The U.S. Food and Drug Administration (FDA or the Agency) values the experience and perspectives of patients with devices. The Agency understands that patients and caregivers who live with a disease or condition on a daily basis and utilize devices in their care may have developed their own insights and perspectives on the benefits and risks of devices under PMA, HDE, or de novo review. FDA believes that patients can and should bring their own experiences to bear in helping the Agency evaluate the benefit-risk profile of certain devices. This kind of input can be important to consider during regulatory decision-making for certain devices.
For this reason, FDA’s guidance document “Factors to Consider When Making Benefit-Risk Determinations in Medical Device Premarket Approval and De Novo Classifications” (hereafter referred to as the Benefit-Risk Guidance) explains that reviewers may consider certain data measuring patient perspectives during the premarket review process for premarket approval applications (PMAs) and de novo classification requests, when such information is available. That guidance specifies that patient tolerance for risk and perspective on benefit, in addition to several other factors, may be considered in FDA’s assessment of the benefit-risk profile of certain devices when the information meets FDA’s standards for valid scientific evidence.

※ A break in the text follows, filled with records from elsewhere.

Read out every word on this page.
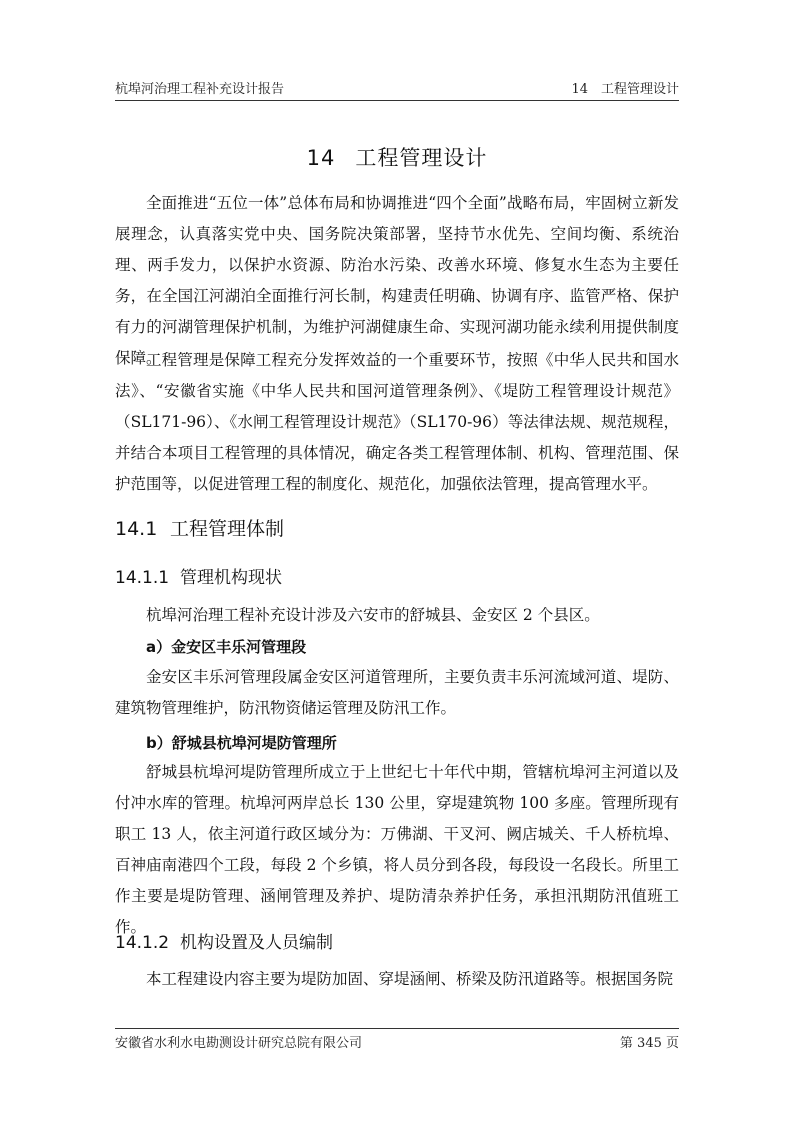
杭埠河治理工程补充设计报告	14　工程管理设计
14 工程管理设计

全面推进“五位一体”总体布局和协调推进“四个全面”战略布局，牢固树立新发展理念，认真落实党中央、国务院决策部署，坚持节水优先、空间均衡、系统治理、两手发力，以保护水资源、防治水污染、改善水环境、修复水生态为主要任务，在全国江河湖泊全面推行河长制，构建责任明确、协调有序、监管严格、保护有力的河湖管理保护机制，为维护河湖健康生命、实现河湖功能永续利用提供制度保障。

工程管理是保障工程充分发挥效益的一个重要环节，按照《中华人民共和国水法》、“安徽省实施《中华人民共和国河道管理条例》、《堤防工程管理设计规范》（SL171-96）、《水闸工程管理设计规范》（SL170-96）等法律法规、规范规程，并结合本项目工程管理的具体情况，确定各类工程管理体制、机构、管理范围、保护范围等，以促进管理工程的制度化、规范化，加强依法管理，提高管理水平。

14.1 工程管理体制
14.1.1 管理机构现状

杭埠河治理工程补充设计涉及六安市的舒城县、金安区 2 个县区。

a）金安区丰乐河管理段

金安区丰乐河管理段属金安区河道管理所，主要负责丰乐河流域河道、堤防、建筑物管理维护，防汛物资储运管理及防汛工作。

b）舒城县杭埠河堤防管理所

舒城县杭埠河堤防管理所成立于上世纪七十年代中期，管辖杭埠河主河道以及付冲水库的管理。杭埠河两岸总长 130 公里，穿堤建筑物 100 多座。管理所现有职工 13 人，依主河道行政区域分为：万佛湖、干叉河、阙店城关、千人桥杭埠、百神庙南港四个工段，每段 2 个乡镇，将人员分到各段，每段设一名段长。所里工作主要是堤防管理、涵闸管理及养护、堤防清杂养护任务，承担汛期防汛值班工作。

14.1.2 机构设置及人员编制

本工程建设内容主要为堤防加固、穿堤涵闸、桥梁及防汛道路等。根据国务院

安徽省水利水电勘测设计研究总院有限公司	第 345 页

This draft guidance document takes the next step and provides guidance on patient preference information that may be used by FDA staff in decision-making relating to PMAs, Humanitarian Device Exemption (HDE) applications, and de novo requests. The objectives of this draft guidance are: 1) to encourage voluntary submission of patient preference information by sponsors or other stakeholders, in certain circumstances; 2) to outline recommended qualities of patient preference studies, which may result in valid scientific evidence; 3) to provide recommendations for collecting patient preference information to FDA; and 4) to provide recommendations for including patient preference information in labeling for patients and health care professionals. This draft guidance also includes several hypothetical examples that illustrate how patient preference information may inform FDA’s regulatory decision-making.